Um, speaking of writing movie reviews…shouldn’t you be…you know…
Huh? Oh, yeah. Right. Listen, I guess existential freak outs don’t really occur in a vacuum, do they? There’s typically something that kicks them off. It’s telling that this was my reaction to watching The End of the Tour. I mean, it’s 100 minutes of two amazing writers suffering from serious cases of envy. Wallace and Lipsky are a pair of writer’s writers, each of whom with a body of work that’s enviable to the layman and rage inducing to the writer. I guess that’s sort of a trade secret that I’m not really supposed to talk about, but it’s true. All of us read the works of the greats and get a little jealous that it wasn’t us who wrote it. It helps that Wallace and Lipsky were brought to life so beautifully by Segel and Eisenberg, each of whom give the performances of their careers. It’s the latest in a long line of films in the “two people sitting around talking” sub-genre of arthouse, and it never sinks to the level of callous pretension. It’s a beautifully handled tête-à-tête, wonderfully adapted by Donald Margulies from Lipsky’s book, Although of Course You End Up Becoming Yourself. It’s not a biopic so much as a slice of life, a glimpse into the mind of Wallace from the eyes of Lipsky as he wrote his article for Rolling Stone. I’m sure there will be many people out there who’d be bored by this movie, what with all the talking and all (Hell, in the movie, Wallace himself expressed admiration for both Die Hard and Broken Arrow, forcing one to wonder how he would’ve viewed a movie such as this, were he still around to view it) but I was rapt. The End of the Tour is a wonderful little film, full of lovely reminders of the kind of writer Wallace was and is definitely a surprising delight for the mid-summer season.
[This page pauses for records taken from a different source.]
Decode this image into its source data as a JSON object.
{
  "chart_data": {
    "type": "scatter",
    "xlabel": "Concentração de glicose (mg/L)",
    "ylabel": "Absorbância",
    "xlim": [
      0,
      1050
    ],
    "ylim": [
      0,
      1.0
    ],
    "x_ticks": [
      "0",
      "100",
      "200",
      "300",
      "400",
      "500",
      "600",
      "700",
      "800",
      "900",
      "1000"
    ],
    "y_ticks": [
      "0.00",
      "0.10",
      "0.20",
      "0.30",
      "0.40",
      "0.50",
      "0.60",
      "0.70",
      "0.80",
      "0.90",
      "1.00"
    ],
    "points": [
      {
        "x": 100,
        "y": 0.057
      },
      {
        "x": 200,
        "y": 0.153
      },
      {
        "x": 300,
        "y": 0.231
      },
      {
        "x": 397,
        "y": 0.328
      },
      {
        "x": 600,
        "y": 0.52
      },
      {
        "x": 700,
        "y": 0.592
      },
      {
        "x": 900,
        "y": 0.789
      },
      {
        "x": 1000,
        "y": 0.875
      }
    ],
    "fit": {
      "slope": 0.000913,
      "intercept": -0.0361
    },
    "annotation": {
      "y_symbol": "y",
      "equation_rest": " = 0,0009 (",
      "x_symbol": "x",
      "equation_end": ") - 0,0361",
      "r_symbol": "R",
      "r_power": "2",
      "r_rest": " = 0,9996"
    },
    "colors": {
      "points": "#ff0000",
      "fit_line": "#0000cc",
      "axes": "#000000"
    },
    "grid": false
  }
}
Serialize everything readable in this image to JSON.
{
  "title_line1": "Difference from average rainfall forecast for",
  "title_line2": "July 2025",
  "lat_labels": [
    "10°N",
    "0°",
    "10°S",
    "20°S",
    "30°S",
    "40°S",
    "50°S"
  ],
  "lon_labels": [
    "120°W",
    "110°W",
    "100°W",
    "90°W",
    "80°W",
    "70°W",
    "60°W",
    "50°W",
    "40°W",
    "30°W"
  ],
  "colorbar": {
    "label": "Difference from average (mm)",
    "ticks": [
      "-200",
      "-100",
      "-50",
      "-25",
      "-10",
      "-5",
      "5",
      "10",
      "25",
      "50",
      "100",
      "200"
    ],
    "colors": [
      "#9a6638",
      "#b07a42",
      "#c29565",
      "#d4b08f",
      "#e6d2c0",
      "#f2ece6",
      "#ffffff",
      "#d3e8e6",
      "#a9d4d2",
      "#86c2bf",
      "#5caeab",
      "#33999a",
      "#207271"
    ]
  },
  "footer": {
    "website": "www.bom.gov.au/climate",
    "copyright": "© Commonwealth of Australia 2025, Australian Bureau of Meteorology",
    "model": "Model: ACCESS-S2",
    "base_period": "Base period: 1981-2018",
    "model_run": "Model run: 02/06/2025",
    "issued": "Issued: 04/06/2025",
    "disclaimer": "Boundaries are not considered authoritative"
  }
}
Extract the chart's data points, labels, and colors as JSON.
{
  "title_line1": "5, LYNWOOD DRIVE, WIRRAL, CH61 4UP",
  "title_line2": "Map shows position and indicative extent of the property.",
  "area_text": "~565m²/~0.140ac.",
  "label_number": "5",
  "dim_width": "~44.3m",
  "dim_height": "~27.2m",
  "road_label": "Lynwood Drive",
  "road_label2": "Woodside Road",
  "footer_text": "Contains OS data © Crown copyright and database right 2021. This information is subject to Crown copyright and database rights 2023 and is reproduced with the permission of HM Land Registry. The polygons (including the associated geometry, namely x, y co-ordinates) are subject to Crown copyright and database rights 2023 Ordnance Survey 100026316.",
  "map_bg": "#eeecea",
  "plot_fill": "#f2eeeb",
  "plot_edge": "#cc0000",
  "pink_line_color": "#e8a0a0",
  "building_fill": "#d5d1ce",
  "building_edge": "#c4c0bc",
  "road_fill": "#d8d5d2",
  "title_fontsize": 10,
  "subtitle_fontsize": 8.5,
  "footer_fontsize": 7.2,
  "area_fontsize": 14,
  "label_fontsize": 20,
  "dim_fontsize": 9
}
See! That wasn’t so hard, was it?
No, I guess not. But seriously, can I be done with David Foster Wallace now? I’m tired of straining my neck to look at his staggering brilliance, and this is all starting to screw with my head.
Oh, I noticed. It’d be hard not to notice, from where I’m sitting. But I’d say you’re good.
Thank Christ. This was getting weird.
Yeah…it really was. It really, really was.
The End of the Tour is in limited release now and will expand to more theaters August 14 before opening everywhere August 21.